Data Science Boot Camp Spark Activity: Building a kNN Classifier

1) The task here is to build a kNN classifier for the 20 Newsgroups data set. That is, given a text string, we will compute the k closest documents to the query document, and then use the majority vote of the k best in order to guess which class the query document belongs to. The 20 categories in the 20 newsgroups data set correspond to the 20 different newsgroups that the posts were extracted from. They are:

alt.atheism comp.windows.x rec.sport.hockey

soc.religion.christian comp.graphics misc.forsale

sci.crypt talk.politics.guns comp.os.ms-windows.misc

rec.autos sci.electronics talk.politics.mideast

comp.sys.ibm.pc.hardware rec.motorcycles sci.med

talk.politics.misc comp.sys.mac.hardware rec.sport.baseball

sci.space talk.religion.misc

Example: given the text string "god jesus allah" we might hope to return alt.atheism or soc.religion.christian or talk.religion.misc.

You can start by taking a look at the data set. Check out https://s3.amazonaws.com/chrisjermainebucket/comp330_A6/20_news_same_line.txt. There are 19997 lines in this file, each corresponding to a different text document.

2) Start by going to http://cmj4.web.rice.edu/DSDay2/Activity2Out.py. Take a look at this code. It is a bit intricate! It is trying to build a dictionary over the corpus through a series of RDD transformations. There is one tiny bit of code missing… now try to fill it in. The answer is in http://cmj4.web.rice.edu/DSDay2/Activity2Answer.py. You might try experimenting a bit with adding a lambda to the top operation that allows you to select the most common few dictionary words.

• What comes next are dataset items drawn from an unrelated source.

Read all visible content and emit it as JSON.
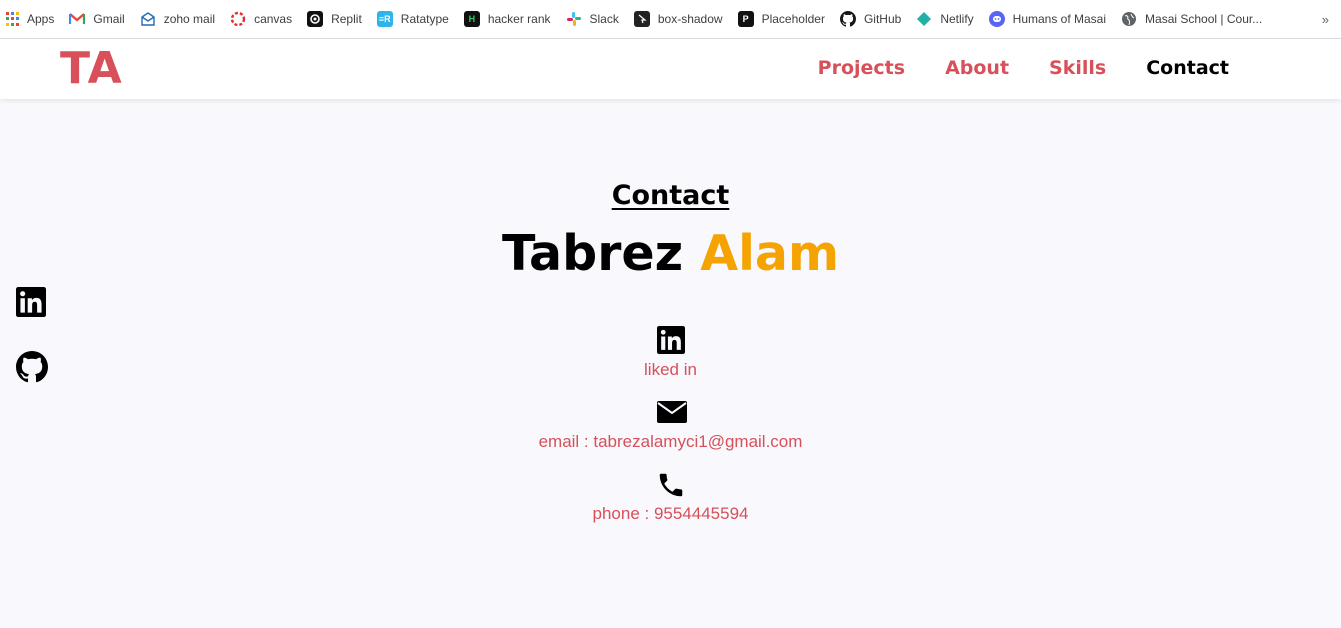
{
  "bookmarks": {
    "items": [
      {
        "label": "Apps",
        "icon": "apps-grid-icon"
      },
      {
        "label": "Gmail",
        "icon": "gmail-icon"
      },
      {
        "label": "zoho mail",
        "icon": "zoho-mail-icon"
      },
      {
        "label": "canvas",
        "icon": "canvas-icon"
      },
      {
        "label": "Replit",
        "icon": "replit-icon"
      },
      {
        "label": "Ratatype",
        "icon": "ratatype-icon"
      },
      {
        "label": "hacker rank",
        "icon": "hackerrank-icon"
      },
      {
        "label": "Slack",
        "icon": "slack-icon"
      },
      {
        "label": "box-shadow",
        "icon": "box-shadow-icon"
      },
      {
        "label": "Placeholder",
        "icon": "placeholder-icon"
      },
      {
        "label": "GitHub",
        "icon": "github-icon"
      },
      {
        "label": "Netlify",
        "icon": "netlify-icon"
      },
      {
        "label": "Humans of Masai",
        "icon": "discord-icon"
      },
      {
        "label": "Masai School | Cour...",
        "icon": "globe-icon"
      }
    ],
    "overflow": "»"
  },
  "navbar": {
    "logo": "TA",
    "links": [
      {
        "label": "Projects",
        "color": "#d7505a"
      },
      {
        "label": "About",
        "color": "#d7505a"
      },
      {
        "label": "Skills",
        "color": "#d7505a"
      },
      {
        "label": "Contact",
        "color": "#000000"
      }
    ]
  },
  "side_social": [
    "linkedin-icon",
    "github-icon"
  ],
  "contact": {
    "heading": "Contact",
    "first_name": "Tabrez",
    "last_name": "Alam",
    "items": [
      {
        "icon": "linkedin-icon",
        "label": "liked in"
      },
      {
        "icon": "envelope-icon",
        "label": "email : tabrezalamyci1@gmail.com"
      },
      {
        "icon": "phone-icon",
        "label": "phone : 9554445594"
      }
    ]
  },
  "colors": {
    "accent": "#d7505a",
    "highlight": "#f5a300",
    "page_background": "#f8f8fd"
  }
}
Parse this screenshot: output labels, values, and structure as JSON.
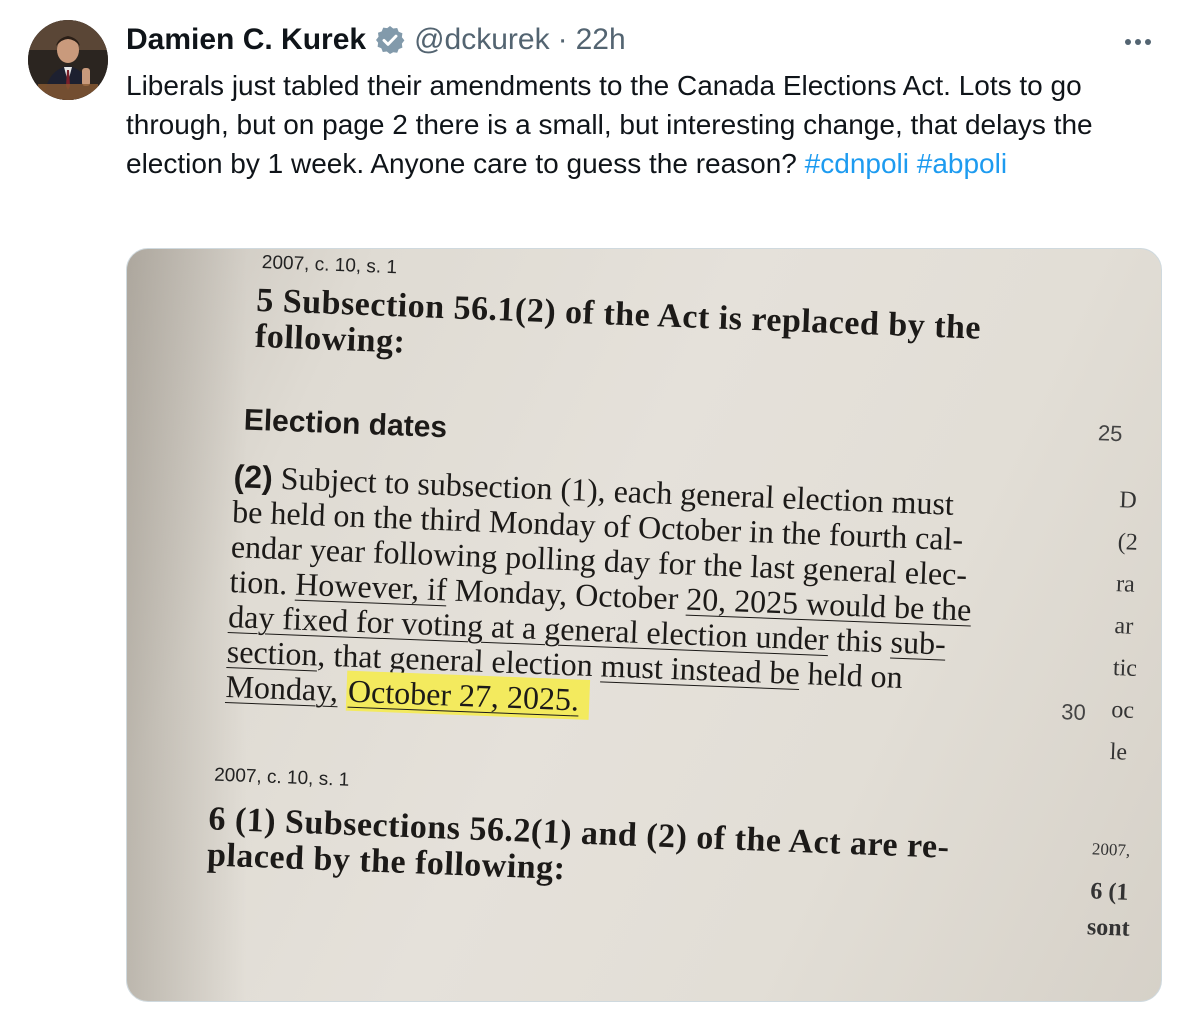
{
  "author": {
    "name": "Damien C. Kurek",
    "handle": "@dckurek",
    "separator": "·",
    "time": "22h"
  },
  "tweet": {
    "text": "Liberals just tabled their amendments to the Canada Elections Act. Lots to go through, but on page 2 there is a small, but interesting change, that delays the election by 1 week. Anyone care to guess the reason?",
    "hashtags": [
      "#cdnpoli",
      "#abpoli"
    ]
  },
  "document": {
    "citation_top": "2007, c. 10, s. 1",
    "section5_heading_line1": "5 Subsection 56.1(2) of the Act is replaced by the",
    "section5_heading_line2": "following:",
    "line_25": "25",
    "subheading": "Election dates",
    "para_lead": "(2)",
    "para_line1": "Subject to subsection (1), each general election must",
    "para_line2": "be held on the third Monday of October in the fourth cal-",
    "para_line3": "endar year following polling day for the last general elec-",
    "para_line4_a": "tion. ",
    "para_line4_b": "However, if",
    "para_line4_c": " Monday, October ",
    "para_line4_d": "20, 2025 would be the",
    "para_line5_a": "day fixed for voting at a general election under",
    "para_line5_b": " this ",
    "para_line5_c": "sub-",
    "para_line6_a": "section",
    "para_line6_b": ", that general election ",
    "para_line6_c": "must instead be",
    "para_line6_d": " held on",
    "para_line7_a": "Monday,",
    "para_line7_b": "October 27, 2025",
    "para_line7_c": ".",
    "line_30": "30",
    "citation_bottom": "2007, c. 10, s. 1",
    "section6_line1": "6 (1) Subsections 56.2(1) and (2) of the Act are re-",
    "section6_line2": "placed by the following:",
    "right_margin": [
      "D",
      "(2",
      "ra",
      "ar",
      "tic",
      "oc",
      "le",
      "2007,",
      "6 (1",
      "sont"
    ]
  }
}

3) Now check out http://cmj4.web.rice.edu/DSDay2/Activity3Out.py. This code adds a bit to the last one. There are four missing transformations. See if you can figure them out. The answer is in http://cmj4.web.rice.edu/DSDay2/Activity3Answer.py. Note that when we print out the few top items in the resulting RDD, it is not very satisfying, since we see the key, but the result is just a pyspark.resultiterable.ResultIterable object which is not very interesting.

4) Now do http://cmj4.web.rice.edu/DSDay2/Activity4Out.py. The answer is in http://cmj4.web.rice.edu/DSDay2/Activity4Answer.py. At this point, the entire input corpus is transformed into a bunch of nice NumPy vectors storing the bag-of-words for each document.

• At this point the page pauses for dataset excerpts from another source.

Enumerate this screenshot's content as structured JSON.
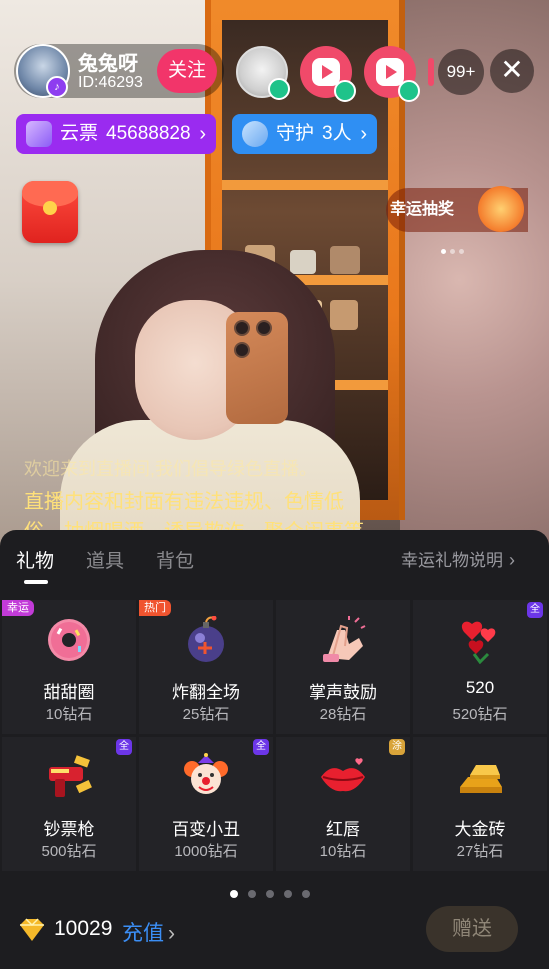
{
  "host": {
    "name": "兔兔呀",
    "id_label": "ID:46293",
    "follow_label": "关注"
  },
  "viewers": {
    "count_label": "99+"
  },
  "pills": {
    "ticket_label": "云票",
    "ticket_value": "45688828",
    "guard_label": "守护",
    "guard_value": "3人"
  },
  "lucky_draw": {
    "label": "幸运抽奖"
  },
  "chat": {
    "welcome": "欢迎来到直播间,我们倡导绿色直播。",
    "notice": "直播内容和封面有违法违规、色情低俗、抽烟喝酒、诱导欺诈、聚众闹事等"
  },
  "gift_panel": {
    "tabs": [
      {
        "label": "礼物"
      },
      {
        "label": "道具"
      },
      {
        "label": "背包"
      }
    ],
    "description_link": "幸运礼物说明",
    "gifts": [
      {
        "name": "甜甜圈",
        "price": "10钻石",
        "tag": "幸运",
        "corner": "",
        "icon": "donut-icon"
      },
      {
        "name": "炸翻全场",
        "price": "25钻石",
        "tag": "热门",
        "corner": "",
        "icon": "bomb-icon"
      },
      {
        "name": "掌声鼓励",
        "price": "28钻石",
        "tag": "",
        "corner": "",
        "icon": "clapping-hands-icon"
      },
      {
        "name": "520",
        "price": "520钻石",
        "tag": "",
        "corner": "全",
        "icon": "hearts-bouquet-icon"
      },
      {
        "name": "钞票枪",
        "price": "500钻石",
        "tag": "",
        "corner": "全",
        "icon": "money-gun-icon"
      },
      {
        "name": "百变小丑",
        "price": "1000钻石",
        "tag": "",
        "corner": "全",
        "icon": "clown-icon"
      },
      {
        "name": "红唇",
        "price": "10钻石",
        "tag": "",
        "corner": "",
        "icon": "red-lips-icon"
      },
      {
        "name": "大金砖",
        "price": "27钻石",
        "tag": "",
        "corner": "涂",
        "icon": "gold-bars-icon"
      }
    ],
    "page_count": 5,
    "current_page": 1
  },
  "footer": {
    "balance": "10029",
    "recharge_label": "充值",
    "send_label": "赠送"
  },
  "colors": {
    "follow": "#f2356a",
    "ticket_pill": "#9a2bf0",
    "guard_pill": "#2f8ff3",
    "recharge": "#3b8ef5",
    "notice_text": "#ffe17a"
  }
}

5) Finally, take a look at http://cmj4.web.rice.edu/DSDay2/Activity5.py. There is no code for you to fill in here, but this has an additional function that processes an input string and performs the kNN classification by (in parallel) searching through all of the documents that have previously been processed, and finding the k closest. Look over this new code.

Then you can run it. Try getPrediction ("god jesus allah", 30) and also try getPrediction ("how many goals Vancouver score last year?",30). Do the answers make sense? Make up some other queries and try those as well.